California-based outdoor maintenance company Electric Sheep, which develops solutions powered by AI and robotics, has launched a new robot that it claims can operating in ‘any outdoor setting’ without prior teaching.
Named Verdie, the solution is powered by the company’s AI-driven system, with developments in the technology being catalysed by generative AI.
The company’s AI model, named ES1, is a learned world model. Solutions fitted with ES1 are capable of reasoning and planning edging, trimming lawns and bushes and blowing leaves.
These applications work by ES1 building an understanding of the setting in which it operates, including semantics, then creating a map to help with coverage planning and determining the limits of the workable area.
According to Electric Sheep, ES1 achieves this through dense prediction of a world state with a single model – similar to ChatGPT for language – but for spatial AI.
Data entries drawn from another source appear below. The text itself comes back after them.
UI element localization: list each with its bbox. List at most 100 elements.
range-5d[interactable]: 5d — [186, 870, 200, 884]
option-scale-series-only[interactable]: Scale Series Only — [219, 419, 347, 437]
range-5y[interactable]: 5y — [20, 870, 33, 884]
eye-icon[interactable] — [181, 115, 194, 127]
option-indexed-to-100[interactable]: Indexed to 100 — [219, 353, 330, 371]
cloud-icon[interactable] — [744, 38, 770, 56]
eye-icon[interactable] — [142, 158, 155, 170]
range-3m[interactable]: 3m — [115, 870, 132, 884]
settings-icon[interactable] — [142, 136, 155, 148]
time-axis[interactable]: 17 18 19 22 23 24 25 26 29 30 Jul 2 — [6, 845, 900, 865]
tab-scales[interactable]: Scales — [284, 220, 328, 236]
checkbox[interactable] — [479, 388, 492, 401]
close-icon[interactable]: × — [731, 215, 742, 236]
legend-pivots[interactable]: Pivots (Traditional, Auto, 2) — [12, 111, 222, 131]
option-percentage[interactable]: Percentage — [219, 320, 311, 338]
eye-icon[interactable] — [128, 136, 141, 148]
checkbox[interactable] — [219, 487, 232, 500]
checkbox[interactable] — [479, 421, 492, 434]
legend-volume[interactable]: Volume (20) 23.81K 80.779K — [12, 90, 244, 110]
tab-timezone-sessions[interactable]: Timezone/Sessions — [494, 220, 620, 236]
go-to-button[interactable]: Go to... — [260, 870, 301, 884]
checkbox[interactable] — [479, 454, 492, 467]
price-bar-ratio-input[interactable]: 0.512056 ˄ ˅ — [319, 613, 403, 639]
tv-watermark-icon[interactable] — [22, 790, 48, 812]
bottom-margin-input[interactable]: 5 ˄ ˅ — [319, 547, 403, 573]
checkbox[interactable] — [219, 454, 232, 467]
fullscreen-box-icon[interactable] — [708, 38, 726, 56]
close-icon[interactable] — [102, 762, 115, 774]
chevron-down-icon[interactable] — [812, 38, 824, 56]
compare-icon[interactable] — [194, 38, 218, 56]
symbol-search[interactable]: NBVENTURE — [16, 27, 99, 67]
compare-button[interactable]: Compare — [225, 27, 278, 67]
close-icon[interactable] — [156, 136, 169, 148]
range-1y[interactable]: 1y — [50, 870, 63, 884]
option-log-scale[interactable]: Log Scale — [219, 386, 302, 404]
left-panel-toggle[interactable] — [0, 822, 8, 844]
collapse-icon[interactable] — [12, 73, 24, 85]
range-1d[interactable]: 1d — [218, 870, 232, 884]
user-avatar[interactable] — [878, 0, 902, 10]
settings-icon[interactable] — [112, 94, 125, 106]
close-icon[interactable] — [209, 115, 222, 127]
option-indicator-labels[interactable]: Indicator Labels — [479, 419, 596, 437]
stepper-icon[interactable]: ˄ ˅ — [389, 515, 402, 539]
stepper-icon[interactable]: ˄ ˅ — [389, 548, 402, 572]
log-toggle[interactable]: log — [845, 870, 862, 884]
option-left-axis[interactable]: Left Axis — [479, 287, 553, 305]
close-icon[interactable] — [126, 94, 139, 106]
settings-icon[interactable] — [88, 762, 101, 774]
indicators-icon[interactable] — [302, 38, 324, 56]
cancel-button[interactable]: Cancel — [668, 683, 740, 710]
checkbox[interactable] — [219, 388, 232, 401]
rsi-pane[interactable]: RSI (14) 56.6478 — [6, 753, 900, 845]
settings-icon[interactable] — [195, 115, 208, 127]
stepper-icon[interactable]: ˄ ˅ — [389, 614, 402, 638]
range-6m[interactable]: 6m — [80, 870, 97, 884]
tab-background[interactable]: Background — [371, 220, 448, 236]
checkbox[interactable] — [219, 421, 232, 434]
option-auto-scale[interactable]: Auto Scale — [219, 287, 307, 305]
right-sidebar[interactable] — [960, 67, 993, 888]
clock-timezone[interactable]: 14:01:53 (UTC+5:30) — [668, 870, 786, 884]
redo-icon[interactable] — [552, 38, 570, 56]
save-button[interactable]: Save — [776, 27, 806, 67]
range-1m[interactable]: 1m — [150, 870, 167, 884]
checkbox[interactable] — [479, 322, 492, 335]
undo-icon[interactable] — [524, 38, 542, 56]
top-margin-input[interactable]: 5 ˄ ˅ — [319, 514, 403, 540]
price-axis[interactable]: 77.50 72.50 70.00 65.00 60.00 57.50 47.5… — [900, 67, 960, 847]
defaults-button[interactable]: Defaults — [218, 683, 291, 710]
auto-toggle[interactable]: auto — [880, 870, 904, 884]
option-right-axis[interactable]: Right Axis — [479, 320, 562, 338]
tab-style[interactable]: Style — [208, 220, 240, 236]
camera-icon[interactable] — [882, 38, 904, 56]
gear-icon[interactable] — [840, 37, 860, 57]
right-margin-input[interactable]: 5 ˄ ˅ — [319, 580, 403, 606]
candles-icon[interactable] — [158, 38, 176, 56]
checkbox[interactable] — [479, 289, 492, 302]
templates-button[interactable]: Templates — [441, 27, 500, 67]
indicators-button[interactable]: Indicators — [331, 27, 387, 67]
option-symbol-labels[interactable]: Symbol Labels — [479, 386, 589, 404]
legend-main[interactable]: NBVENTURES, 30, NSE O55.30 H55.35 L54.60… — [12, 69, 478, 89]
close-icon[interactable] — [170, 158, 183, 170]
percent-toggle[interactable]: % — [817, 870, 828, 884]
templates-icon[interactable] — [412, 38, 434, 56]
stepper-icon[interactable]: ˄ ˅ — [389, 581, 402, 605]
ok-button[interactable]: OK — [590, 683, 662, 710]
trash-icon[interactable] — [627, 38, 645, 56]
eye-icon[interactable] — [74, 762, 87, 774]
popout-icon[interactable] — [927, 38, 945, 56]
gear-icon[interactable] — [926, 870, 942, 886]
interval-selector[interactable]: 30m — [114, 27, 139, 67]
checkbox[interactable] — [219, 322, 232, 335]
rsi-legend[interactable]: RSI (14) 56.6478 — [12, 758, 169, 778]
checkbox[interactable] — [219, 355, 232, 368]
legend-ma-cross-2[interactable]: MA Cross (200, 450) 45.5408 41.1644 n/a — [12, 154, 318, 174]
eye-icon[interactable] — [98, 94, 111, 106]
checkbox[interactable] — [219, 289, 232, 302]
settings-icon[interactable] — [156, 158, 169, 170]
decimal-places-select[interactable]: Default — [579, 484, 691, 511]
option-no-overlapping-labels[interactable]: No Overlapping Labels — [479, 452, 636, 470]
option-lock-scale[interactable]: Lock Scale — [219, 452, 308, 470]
The company plans to build deep tech for the landscaping sector and believes this, in combination with intelligent mergers and acquisitions, can be used to transform ‘a historically low-margin business’.
Verdie was developed to be deployed, turned on and then to autonomously navigate its environment and complete common landscaping applications.
Electric Sheep’s solutions reportedly don’t require an on-site engineer, with the robotics firm currently operating ES1 on a fleet of 40 robots across the USA, with plans to deploy the new Verdie robot to customers in Q2 2024.
“We are building an RL factory to train autonomous AI agents to do sustainable outdoor work,” said Nag Murty, co-founder and CEO of Electric Sheep.
“The debut of our Verdie robot is the first AI robot for tasks like trimming and edging in the world of landscaping, and it’s exciting to see our ES1 technology power multiple robots that can work alongside a crew without an engineer on-site setting a specific path for them.”